Pesca di frodo sul fiume Po Approvata risoluzione in Consiglio Regionale Lena: “Fenomeno preoccupante che occorre combattere con forza”

pescaMilano, 7 luglio - Approvata risoluzione al Pirellone contro la pesca di frodo lungo il corso del fiume Po. “E’ un fenomeno – ha spiegato in aula il consigliere regionale della Lega Nord, Federico Lena  – che preoccupa fortemente la popolazione locale, sia sotto il profilo della sicurezza sia sotto l’aspetto economico e ambientale.  Infatti è ormai da tempo che lungo l’asta del Po fra le sponde lombarde e quelle emiliane si registrano episodi di furti e danneggiamenti alle barche ormeggiate, ai motori e ai ripostigli dei pescatori oltre che razzie di pesci con tecniche vietate che creano ingenti danni ambientali.

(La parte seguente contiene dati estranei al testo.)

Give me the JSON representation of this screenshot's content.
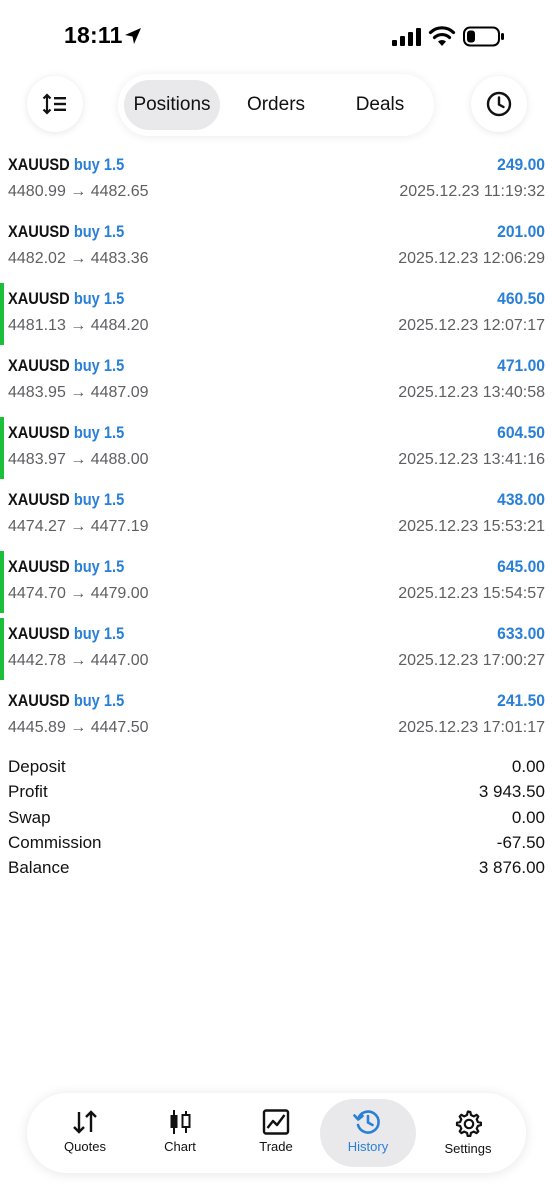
{
  "status_bar": {
    "time": "18:11",
    "icons": [
      "location-arrow-icon",
      "cellular-signal-icon",
      "wifi-icon",
      "battery-low-icon"
    ]
  },
  "toolbar": {
    "sort_icon": "sort-icon",
    "clock_icon": "clock-icon",
    "tabs": [
      {
        "label": "Positions",
        "active": true
      },
      {
        "label": "Orders",
        "active": false
      },
      {
        "label": "Deals",
        "active": false
      }
    ]
  },
  "colors": {
    "accent": "#2a7fd6",
    "marker": "#1bbf3a",
    "secondary_text": "#5f5f63"
  },
  "deals": [
    {
      "symbol": "XAUUSD",
      "side": "buy 1.5",
      "prices": "4480.99 → 4482.65",
      "profit": "249.00",
      "time": "2025.12.23 11:19:32",
      "marked": false
    },
    {
      "symbol": "XAUUSD",
      "side": "buy 1.5",
      "prices": "4482.02 → 4483.36",
      "profit": "201.00",
      "time": "2025.12.23 12:06:29",
      "marked": false
    },
    {
      "symbol": "XAUUSD",
      "side": "buy 1.5",
      "prices": "4481.13 → 4484.20",
      "profit": "460.50",
      "time": "2025.12.23 12:07:17",
      "marked": true
    },
    {
      "symbol": "XAUUSD",
      "side": "buy 1.5",
      "prices": "4483.95 → 4487.09",
      "profit": "471.00",
      "time": "2025.12.23 13:40:58",
      "marked": false
    },
    {
      "symbol": "XAUUSD",
      "side": "buy 1.5",
      "prices": "4483.97 → 4488.00",
      "profit": "604.50",
      "time": "2025.12.23 13:41:16",
      "marked": true
    },
    {
      "symbol": "XAUUSD",
      "side": "buy 1.5",
      "prices": "4474.27 → 4477.19",
      "profit": "438.00",
      "time": "2025.12.23 15:53:21",
      "marked": false
    },
    {
      "symbol": "XAUUSD",
      "side": "buy 1.5",
      "prices": "4474.70 → 4479.00",
      "profit": "645.00",
      "time": "2025.12.23 15:54:57",
      "marked": true
    },
    {
      "symbol": "XAUUSD",
      "side": "buy 1.5",
      "prices": "4442.78 → 4447.00",
      "profit": "633.00",
      "time": "2025.12.23 17:00:27",
      "marked": true
    },
    {
      "symbol": "XAUUSD",
      "side": "buy 1.5",
      "prices": "4445.89 → 4447.50",
      "profit": "241.50",
      "time": "2025.12.23 17:01:17",
      "marked": false
    }
  ],
  "summary": [
    {
      "label": "Deposit",
      "value": "0.00"
    },
    {
      "label": "Profit",
      "value": "3 943.50"
    },
    {
      "label": "Swap",
      "value": "0.00"
    },
    {
      "label": "Commission",
      "value": "-67.50"
    },
    {
      "label": "Balance",
      "value": "3 876.00"
    }
  ],
  "bottom_nav": [
    {
      "label": "Quotes",
      "icon": "quotes-arrows-icon",
      "active": false
    },
    {
      "label": "Chart",
      "icon": "candlestick-icon",
      "active": false
    },
    {
      "label": "Trade",
      "icon": "trade-chart-icon",
      "active": false
    },
    {
      "label": "History",
      "icon": "history-icon",
      "active": true
    },
    {
      "label": "Settings",
      "icon": "gear-icon",
      "active": false
    }
  ]
}
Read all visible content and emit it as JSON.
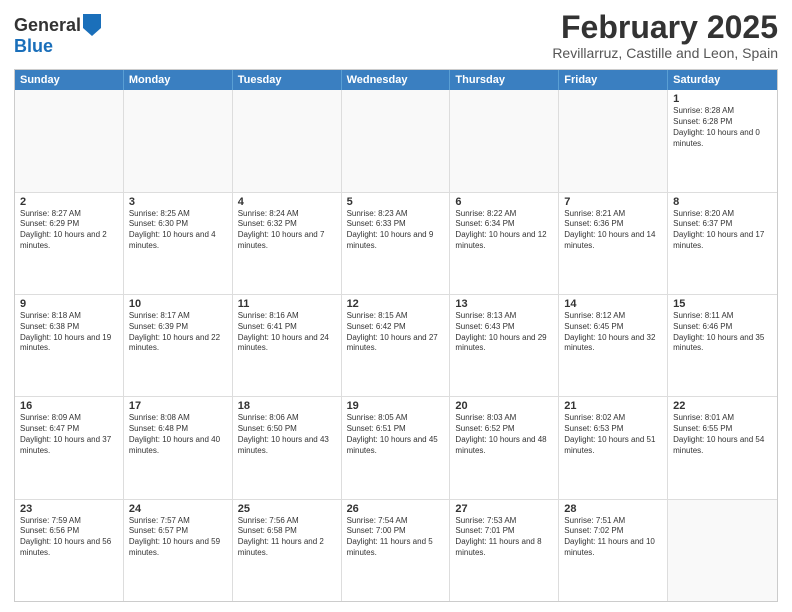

Il ritrovamento lungo le sponde del fiume Po e dei laghi mantovani di notevoli quantità di scarti organici di pesce di grossa taglia, come il siluro, testimonia inoltre che la lavorazione del pesce catturato avviene direttamente sul posto per poi essere immesso nel mercato alimentare con conseguenti problemi di ordine igienico-sanitario. Inoltre nelle zone golenali è in costante aumento la presenza di campeggi abusivi,  occupati prevalentemente da pescatori provenienti dall’Est-Europa, nonostante le numerose denunce da parte dei cittadini e dalle associazioni sportive. Sulla scorta di queste motivazioni pensiamo quindi sia importante far sentire la posizione di quest’aula che condanna duramente il progressivo impoverimento della qualità e quantità della fauna ittica determinando un grave danno ambientale, senza trascurare le ripercussioni sull’ indotto generato dalle manifestazioni agonistiche di pesca praticate sul territorio.”